Both STM32 tiers use the STM32F103 family, and both default to the STM32F103C8 (64 KB flash). PanelBridge carries the full DCS-BIOS input map on top of the DCS-BIOS library, yet still compiles to ~26 KB flash (~40% of the C8's 64 KB), so it fits the STM32F103C8. PanelGroup nodes only hold the DCSIN_* constants they use, so they fit easily too. The STM32F103CB (128 KB) is a drop-in fallback on the identical LQFP48 footprint, available if a future build ever exceeds 64 KB — no board currently needs it.

SimGateway (RP2040)

The single USB device the PC sees. A composite device: USB CDC for the DCS-BIOS stream, USB HID for flight-control axes and buttons. The CDC interface advertises its own name — A-4E Skyhawk DCS-BIOS (iInterface) — so the serial port is self-identifying, not just a generic VID/PID + CDC class. It relays the DCS-BIOS byte stream transparently to PanelBridge over UART, and intercepts HID frames coming back up to drive the joystick report.

What it does not do:

  • It does not run the DCS-BIOS library. It never parses or interprets the DCS-BIOS stream — every byte is relayed verbatim.
  • It has no knowledge of DCS-BIOS control names, addresses, or the input map.
  • It does not buffer or delay DCS-BIOS bytes — relay is immediate, so PanelBridge sees the stream with USB-CDC latency only.

See SimGateway for the full breakdown.

PanelBridge (STM32F103)

The CAN master, and the only tier that runs the DCS-BIOS library. It receives the DCS-BIOS stream from SimGateway over UART, fires the DCS-BIOS export listener, and broadcasts every DCS output onto the CAN bus as CTRL_BCAST frames. In the other direction it collects input events (EVT_n) from the nodes and routes each one: DCS-BIOS inputs go out as ASCII commands over UART; HID inputs are wrapped in HID frames for SimGateway. It also tracks which PanelGroup nodes are alive (from their heartbeats) and — behind a build flag — reports that roster + health to the host over DCS-BIOS itself (_NODE_STATUS messages; request address 0x86FE), so the client can show connected panels without any SimGateway change (#86).

What it does not do:

  • It does not touch USB at runtime. (USB and CAN share pins PA11/PA12 on the STM32 — they can't both be active. That's the whole reason SimGateway exists.)
  • It does not track which node sent an input event — PanelBridge has no per-node input state. Multiple controls may map to the same DCS command.
  • It does not drive panel hardware decisions; nodes own their own I/O.

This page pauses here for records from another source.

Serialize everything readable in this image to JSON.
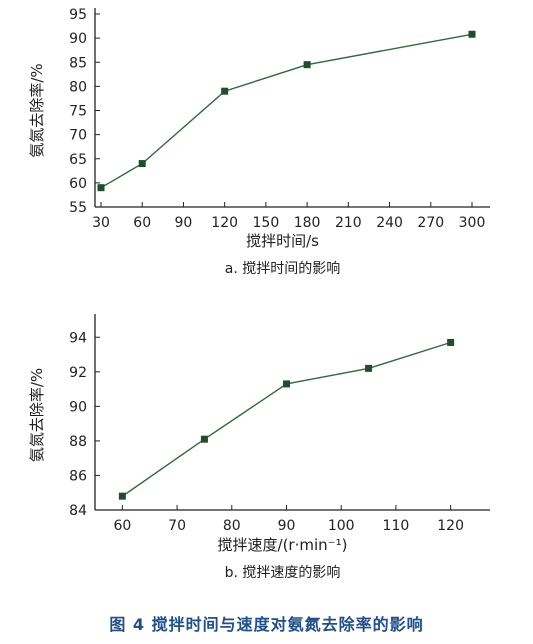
{
  "chart_data": [
    {
      "type": "line",
      "x": [
        30,
        60,
        120,
        180,
        300
      ],
      "series": [
        {
          "values": [
            59,
            64,
            79,
            84.5,
            90.8
          ]
        }
      ],
      "xlabel": "搅拌时间/s",
      "ylabel": "氨氮去除率/%",
      "xticks": [
        30,
        60,
        90,
        120,
        150,
        180,
        210,
        240,
        270,
        300
      ],
      "yticks": [
        55,
        60,
        65,
        70,
        75,
        80,
        85,
        90,
        95
      ],
      "xlim": [
        30,
        300
      ],
      "ylim": [
        55,
        95
      ],
      "caption": "a. 搅拌时间的影响",
      "grid": false,
      "line_color": "#2e6b3a"
    },
    {
      "type": "line",
      "x": [
        60,
        75,
        90,
        105,
        120
      ],
      "series": [
        {
          "values": [
            84.8,
            88.1,
            91.3,
            92.2,
            93.7
          ]
        }
      ],
      "xlabel": "搅拌速度/(r·min⁻¹)",
      "ylabel": "氨氮去除率/%",
      "xticks": [
        60,
        70,
        80,
        90,
        100,
        110,
        120
      ],
      "yticks": [
        84,
        86,
        88,
        90,
        92,
        94
      ],
      "xlim": [
        55,
        125
      ],
      "ylim": [
        84,
        95
      ],
      "caption": "b. 搅拌速度的影响",
      "grid": false,
      "line_color": "#2e6b3a"
    }
  ],
  "figure_caption": "图 4   搅拌时间与速度对氨氮去除率的影响"
}
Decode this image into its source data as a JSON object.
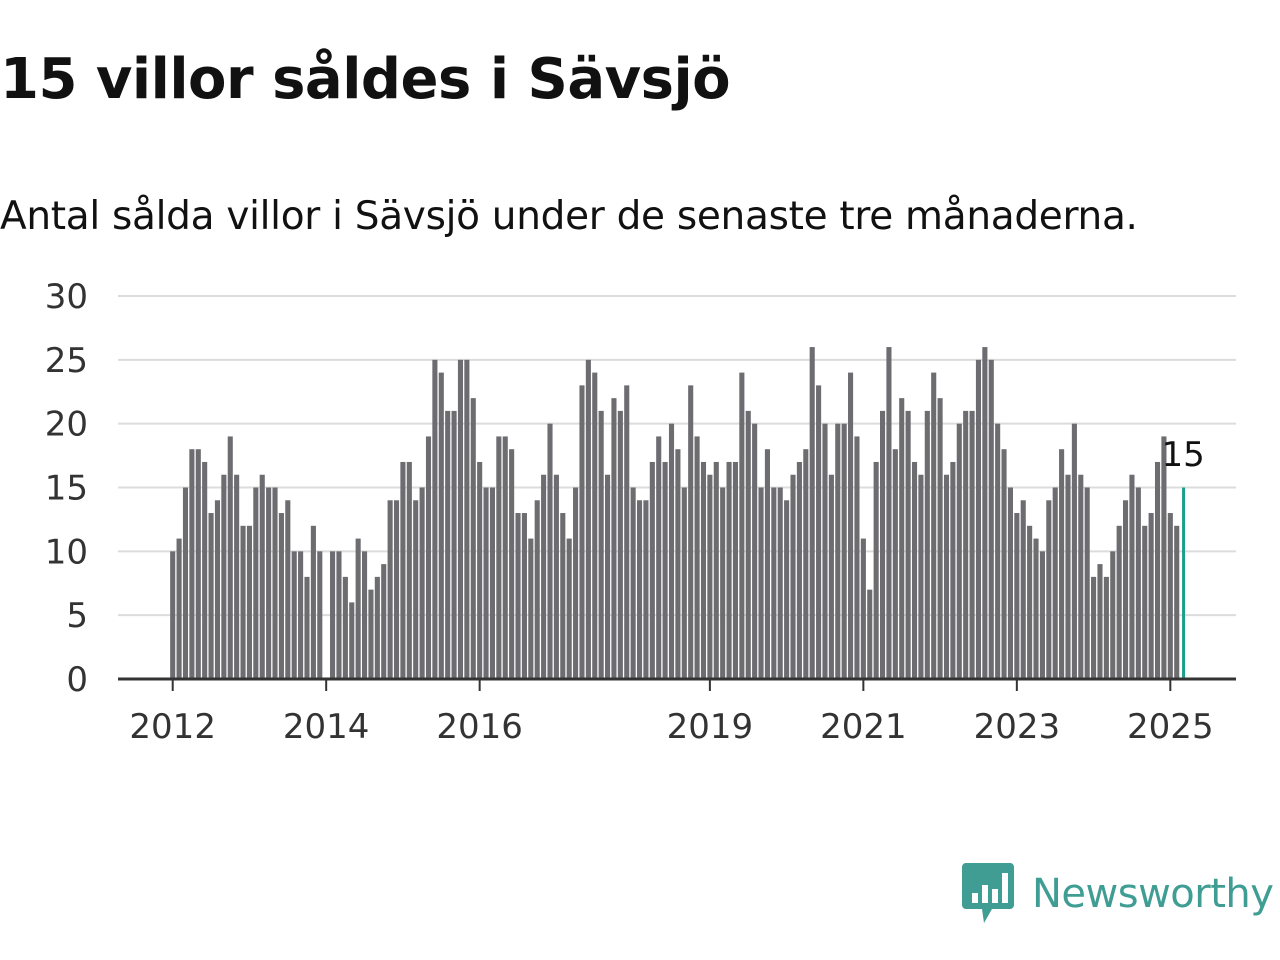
{
  "header": {
    "title": "15 villor såldes i Sävsjö",
    "subtitle": "Antal sålda villor i Sävsjö under de senaste tre månaderna."
  },
  "branding": {
    "logo_text": "Newsworthy",
    "logo_icon": "newsworthy-bar-chart-icon",
    "color": "#3f9d93"
  },
  "chart_data": {
    "type": "bar",
    "x_start": "2012-01",
    "x_tick_labels": [
      "2012",
      "2014",
      "2016",
      "2019",
      "2021",
      "2023",
      "2025"
    ],
    "y_tick_labels": [
      "0",
      "5",
      "10",
      "15",
      "20",
      "25",
      "30"
    ],
    "ylim": [
      0,
      30
    ],
    "grid": true,
    "bar_color": "#6d6c70",
    "highlight_color": "#1b9e8e",
    "highlight_label": "15",
    "values": [
      10,
      11,
      15,
      18,
      18,
      17,
      13,
      14,
      16,
      19,
      16,
      12,
      12,
      15,
      16,
      15,
      15,
      13,
      14,
      10,
      10,
      8,
      12,
      10,
      0,
      10,
      10,
      8,
      6,
      11,
      10,
      7,
      8,
      9,
      14,
      14,
      17,
      17,
      14,
      15,
      19,
      25,
      24,
      21,
      21,
      25,
      25,
      22,
      17,
      15,
      15,
      19,
      19,
      18,
      13,
      13,
      11,
      14,
      16,
      20,
      16,
      13,
      11,
      15,
      23,
      25,
      24,
      21,
      16,
      22,
      21,
      23,
      15,
      14,
      14,
      17,
      19,
      17,
      20,
      18,
      15,
      23,
      19,
      17,
      16,
      17,
      15,
      17,
      17,
      24,
      21,
      20,
      15,
      18,
      15,
      15,
      14,
      16,
      17,
      18,
      26,
      23,
      20,
      16,
      20,
      20,
      24,
      19,
      11,
      7,
      17,
      21,
      26,
      18,
      22,
      21,
      17,
      16,
      21,
      24,
      22,
      16,
      17,
      20,
      21,
      21,
      25,
      26,
      25,
      20,
      18,
      15,
      13,
      14,
      12,
      11,
      10,
      14,
      15,
      18,
      16,
      20,
      16,
      15,
      8,
      9,
      8,
      10,
      12,
      14,
      16,
      15,
      12,
      13,
      17,
      19,
      13,
      12,
      15
    ]
  }
}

NODE_ID is always 0 for PanelBridge — reserved, and never transmitted as a heartbeat on the bus.

PanelGroup (STM32F103)

One per panel group. Each node drives its panel hardware directly — GPIO, or MCP23017 (digital I/O) and ADS1115 (analog) breakouts over I²C — and carries a unique NODE_ID (1–63) baked in at compile time. It receives CTRL_BCAST frames and dispatches them to registered output objects (LEDs, gauges); it polls input objects and fires EVT_n frames back to PanelBridge.

What it does not do:

  • It does not decide DCS-BIOS vs HID routing. A node just fires a controlId and a value; the routing happens upstream (PanelBridge for DCS-BIOS, SimGateway for HID). See DCS-BIOS vs HID.
  • It does not run the DCS-BIOS library or know any DCS command strings — it works in compact controlId / value terms only.
  • It does not talk to other nodes. All traffic is node ↔ PanelBridge.

Why the split

Each boundary exists for a concrete reason — USB reliability, peripheral conflicts, keeping nodes dumb and routing centralised. Those reasons, with the failure data behind them, are in Design Decisions.